Die schmalen Bändchen gleichen einer Versuchung, die zum Lesen verführt. Über ihre ansprechende optische und haptische Edition laden die Lesehefte dazu ein, in ihnen zu blättern, in ihnen zu versinken und schließlich in ihnen zu lesen. Die Rede ist von „Oberfranken liest“, einer gemeinsamen Literatur-Initiative des Internationalen Künstlerhauses Villa Concordia in Bamberg, oberfränkischer Gymnasien und Oberfranken offensiv mit dem Ziel, junge Leserinnen und Leser an die Literatur der Gegenwart heranzuführen. 13 Textbände sind seit 2001 publiziert worden. Sie geben Einblick in das literarische Schaffen deutschsprachiger Autorinnen und Autoren, die Stipendiaten der Villa Concordia in Bamberg waren.

„Wenn ich ein Gedicht schreibe, kann ich am genauesten denken, am tiefsten fühlen und über beides am freiesten sprechen. Oder am tiefsten denken, am freisten fühlen, am genauesten sprechen.“ Einem Leitgedanken für alle Texte kommen diese Überlegungen von Guntram Vesper gleich, die sich in der Einführung zum ersten Band „Der Riss durch die Erinnerung“ finden. Schreiben als eine besondere Form der Empfindung und des Ausdrucks.

So sind diese Lesehefte mehr als nur eine Auswahl fiktionaler Texte; die Autorinnen und Autoren formulieren darin auch ihre Gedanken über den Prozess des Schreibens. So sammelt Guntram Vesper in einem „blauen Notizbuch“ Wörter, und diese „inzwischen zweieinhalbtausend Gedankenscherben können ein Gedicht auslösen, können der Arbeit weiterhelfen, mich einen Schlussvers finden lassen.“

In Zusammenarbeit mit den Schülerinnen und Schülern des Hofer Jean-Paul-Gymnasiums entstand der Auswahlband „Schrauben, aha“ mit Texten von Uwe Herms. Darin fasst der Autor unter anderem seine Sorge um die Existenz eines Gedichtes zusammen. In „Krakel Bettelkind“ schreibt er: „Keiner sieht euch. Keiner will euch lesen. Kein Optiker bringt Auferstehung herbei.“

Seine grundlegenden Gedanken zur Anordnung der Texte in dem Auswahlband „Niemand würde schneller laufen als wir“ gibt Michael Wildenhain dem Leser einleitend an die Hand: „Geteilt in drei größere Kapitel, die jeweils einem historischen Abschnitt des letzten Jahrhunderts entsprechen, versammelt das Heft Ausschnitte aus meinen Büchern (vor allem aus denjenigen, die mir besonders nahe sind), in denen die fragliche Zeit Gegenstand des Romans oder der Erzählung ist.“

Die 13 Lesehefte zeichnen ein dichtes, abwechslungsreiches Bild der zeitgenössischen deutschsprachigen Literatur. Darunter auch die Texte der jungen Autorin Mariana Leky. In dem Leseheft „Mit Vergnügen“, an dessen Textauswahl das Gymnasium Pegnitz mitwirkte, schlägt die 1973 geborene Schriftstellerin einen leichten, frischen Ton an, mit dem sie fraglos junge Leser für sich gewinnen kann.

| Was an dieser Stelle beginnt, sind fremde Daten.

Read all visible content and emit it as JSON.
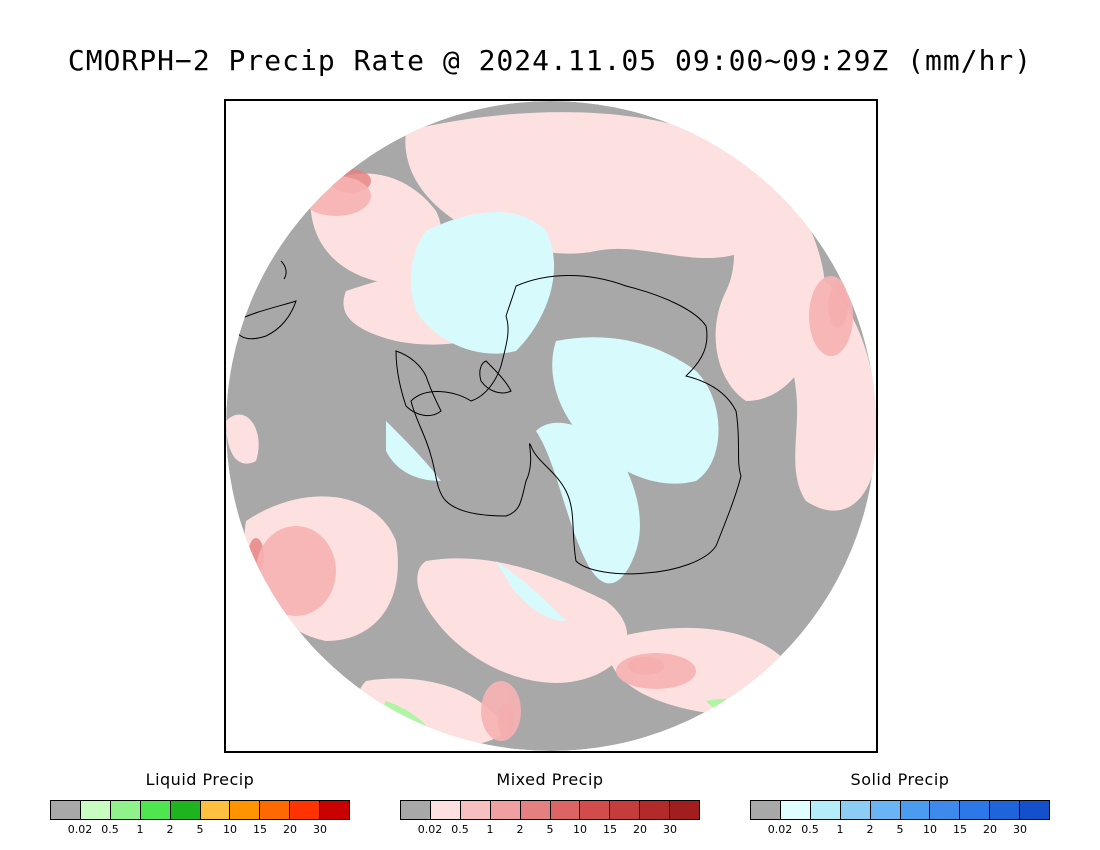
{
  "title": "CMORPH−2 Precip Rate @ 2024.11.05 09:00~09:29Z (mm/hr)",
  "colors": {
    "background": "#a8a8a8",
    "land_outline": "#000000",
    "mixed_light": "#fde1e1",
    "mixed_medium": "#f7b2b2",
    "mixed_heavy": "#dc5f64",
    "solid_light": "#d7fbfd",
    "liquid_light": "#b0f5a6"
  },
  "map": {
    "projection": "south-polar-stereographic",
    "features": [
      "antarctica-coastline",
      "south-america-tip",
      "ice-shelves",
      "sea-ice"
    ]
  },
  "legends": [
    {
      "title": "Liquid Precip",
      "colors": [
        "#a8a8a8",
        "#c8fcc0",
        "#8ff28a",
        "#4fe54f",
        "#1db41d",
        "#ffbf3f",
        "#ff9400",
        "#ff6a00",
        "#ff3300",
        "#c80000"
      ],
      "ticks": [
        "0.02",
        "0.5",
        "1",
        "2",
        "5",
        "10",
        "15",
        "20",
        "30"
      ]
    },
    {
      "title": "Mixed Precip",
      "colors": [
        "#a8a8a8",
        "#fde1e1",
        "#f7bfbf",
        "#f0a0a0",
        "#e58080",
        "#dd6464",
        "#d24c4c",
        "#c53c3c",
        "#b22a2a",
        "#a01e1e"
      ],
      "ticks": [
        "0.02",
        "0.5",
        "1",
        "2",
        "5",
        "10",
        "15",
        "20",
        "30"
      ]
    },
    {
      "title": "Solid Precip",
      "colors": [
        "#a8a8a8",
        "#e0fdff",
        "#b4ecf8",
        "#8ccdf5",
        "#6ab4f5",
        "#4a9cf0",
        "#3d89ec",
        "#2d78e8",
        "#1f64db",
        "#1450cc"
      ],
      "ticks": [
        "0.02",
        "0.5",
        "1",
        "2",
        "5",
        "10",
        "15",
        "20",
        "30"
      ]
    }
  ]
}
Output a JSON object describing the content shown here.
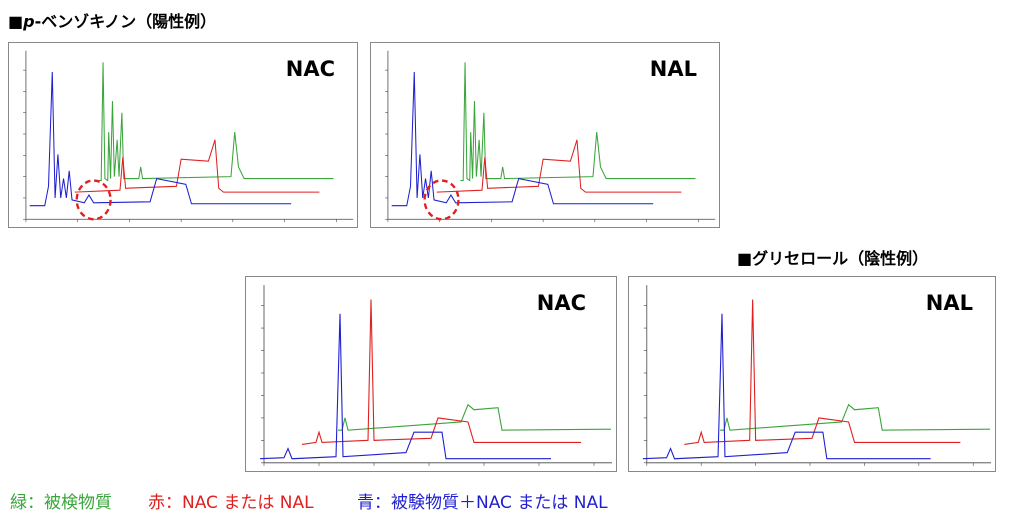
{
  "section1": {
    "prefix": "■",
    "italic": "p",
    "rest": "-ベンゾキノン（陽性例）"
  },
  "section2": {
    "title": "■グリセロール（陰性例）"
  },
  "panels": [
    "NAC",
    "NAL",
    "NAC",
    "NAL"
  ],
  "legend": [
    "緑：被検物質",
    "赤：NAC または NAL",
    "青：被験物質＋NAC または NAL"
  ]
}
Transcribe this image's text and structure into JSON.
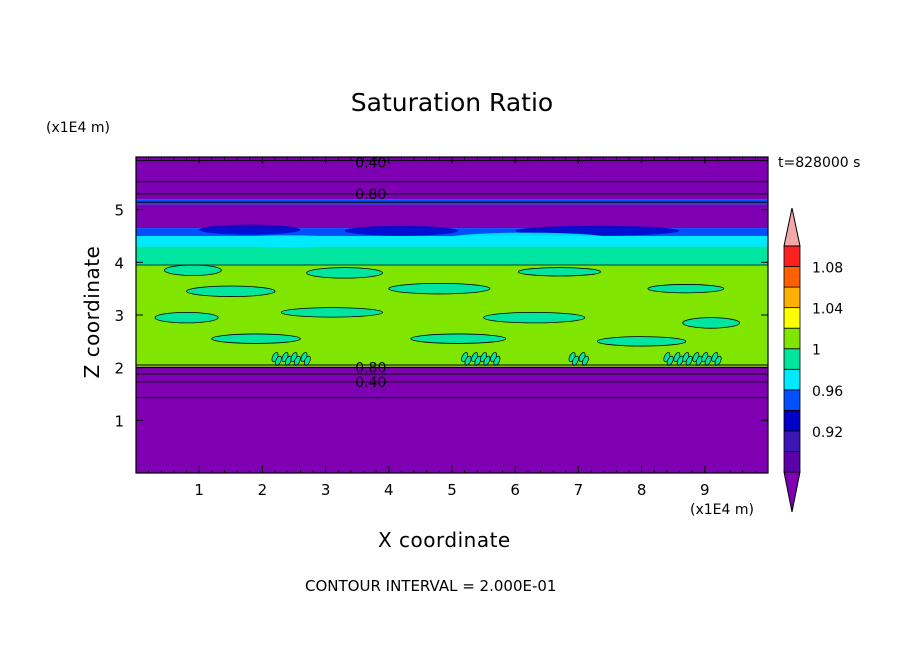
{
  "chart_data": {
    "type": "heatmap",
    "title": "Saturation Ratio",
    "xlabel": "X coordinate",
    "ylabel": "Z coordinate",
    "x_unit_label": "(x1E4 m)",
    "y_unit_label": "(x1E4 m)",
    "xlim": [
      0,
      10
    ],
    "ylim": [
      0,
      6
    ],
    "x_ticks": [
      1,
      2,
      3,
      4,
      5,
      6,
      7,
      8,
      9
    ],
    "y_ticks": [
      1,
      2,
      3,
      4,
      5
    ],
    "time_label": "t=828000 s",
    "contour_interval_label": "CONTOUR INTERVAL = 2.000E-01",
    "contour_labels": [
      {
        "text": "0.40",
        "x": 3.5,
        "z": 5.9
      },
      {
        "text": "0.80",
        "x": 3.5,
        "z": 5.3
      },
      {
        "text": "0.80",
        "x": 3.5,
        "z": 2.0
      },
      {
        "text": "0.40",
        "x": 3.5,
        "z": 1.73
      }
    ],
    "layers": [
      {
        "z0": 0.0,
        "z1": 2.02,
        "color": "#7f00b2"
      },
      {
        "z0": 2.02,
        "z1": 3.95,
        "color": "#80e600"
      },
      {
        "z0": 3.95,
        "z1": 4.3,
        "color": "#00e6a0"
      },
      {
        "z0": 4.3,
        "z1": 4.5,
        "color": "#00eaff"
      },
      {
        "z0": 4.5,
        "z1": 4.65,
        "color": "#0050ff"
      },
      {
        "z0": 4.65,
        "z1": 5.1,
        "color": "#7f00b2"
      },
      {
        "z0": 5.1,
        "z1": 5.2,
        "color": "#0050ff"
      },
      {
        "z0": 5.2,
        "z1": 6.0,
        "color": "#7f00b2"
      }
    ],
    "colorbar": {
      "levels": [
        {
          "label": "",
          "color": "#5a00a8"
        },
        {
          "label": "0.92",
          "color": "#3c16b4"
        },
        {
          "label": "",
          "color": "#0000c8"
        },
        {
          "label": "0.96",
          "color": "#0050ff"
        },
        {
          "label": "",
          "color": "#00eaff"
        },
        {
          "label": "1",
          "color": "#00e6a0"
        },
        {
          "label": "",
          "color": "#80e600"
        },
        {
          "label": "1.04",
          "color": "#ffff00"
        },
        {
          "label": "",
          "color": "#ffb000"
        },
        {
          "label": "1.08",
          "color": "#ff6000"
        },
        {
          "label": "",
          "color": "#ff2020"
        }
      ],
      "under_color": "#7f00b2",
      "over_color": "#f2a8a8"
    }
  }
}
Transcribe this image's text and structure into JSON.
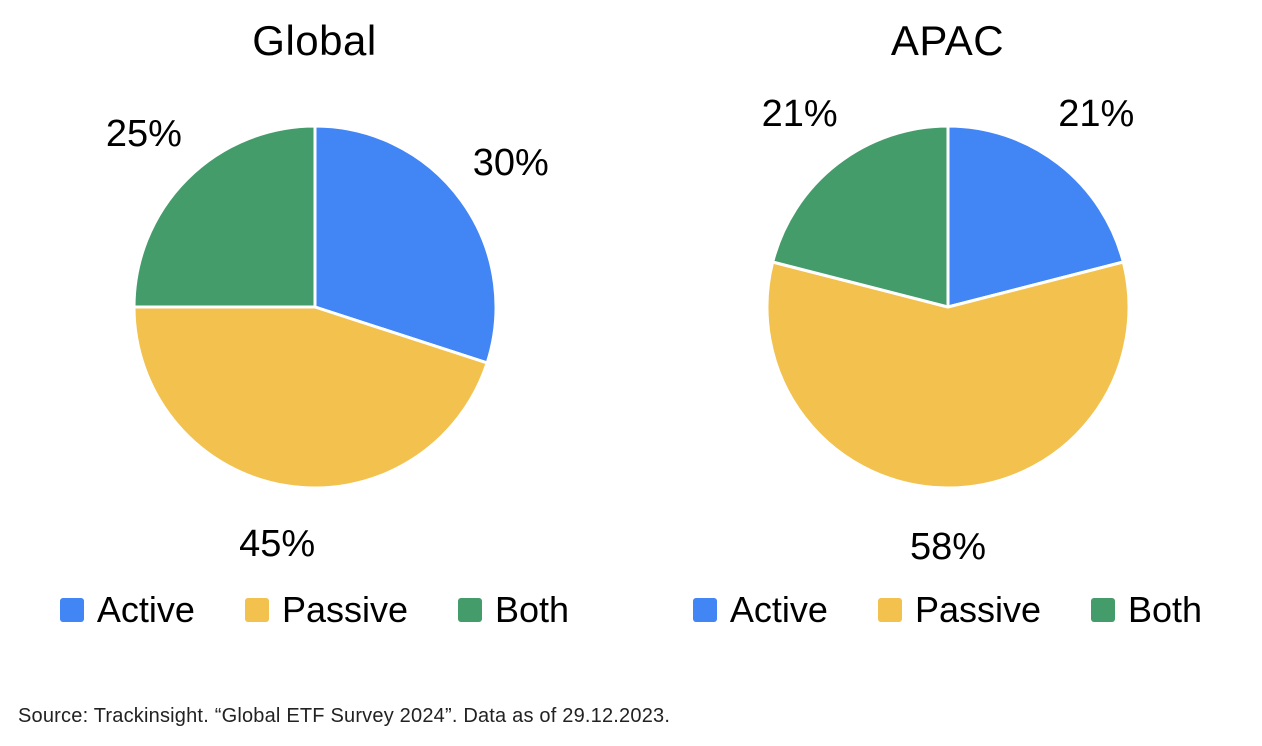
{
  "page": {
    "source_note": "Source: Trackinsight. “Global ETF Survey 2024”. Data as of 29.12.2023."
  },
  "colors": {
    "active": "#4285F4",
    "passive": "#F2C14E",
    "both": "#449C6B",
    "slice_border": "#FFFFFF",
    "text": "#000000"
  },
  "chart_data": [
    {
      "type": "pie",
      "title": "Global",
      "labels": [
        "Active",
        "Passive",
        "Both"
      ],
      "values": [
        30,
        45,
        25
      ],
      "value_labels": [
        "30%",
        "45%",
        "25%"
      ],
      "colors": [
        "#4285F4",
        "#F2C14E",
        "#449C6B"
      ],
      "start_angle_deg": 0,
      "direction": "clockwise",
      "legend_position": "bottom"
    },
    {
      "type": "pie",
      "title": "APAC",
      "labels": [
        "Active",
        "Passive",
        "Both"
      ],
      "values": [
        21,
        58,
        21
      ],
      "value_labels": [
        "21%",
        "58%",
        "21%"
      ],
      "colors": [
        "#4285F4",
        "#F2C14E",
        "#449C6B"
      ],
      "start_angle_deg": 0,
      "direction": "clockwise",
      "legend_position": "bottom"
    }
  ]
}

An der Textauswahl des elften Bandes von „Oberfranken liest“ wirkten die Schüler des Schiller-Gymnasiums Hof mit. Im „Wörterbuch des Körpers“ nimmt der Autor Peter Truschner Bezug auf die aktuelle politische Situation in den Vereinigten Staaten von Amerika. Der Text „Bagdad-Theater 2003 präsentiert: George Bush II. – frei nach William Shakespeare“ ist eine scharfzüngige Analyse der amerikanischen Außenpolitik. Im vergangenen Jahr erschien „Glückskekse“ von Franziska Gerstenberg, und die Textauswahl der 1979 in Dresden geborenen Autorin bildet vorerst den Abschluss einer Literaturreihe, die beides hat: anspruchsvolle Inhalte in bibliophiler Gestaltung.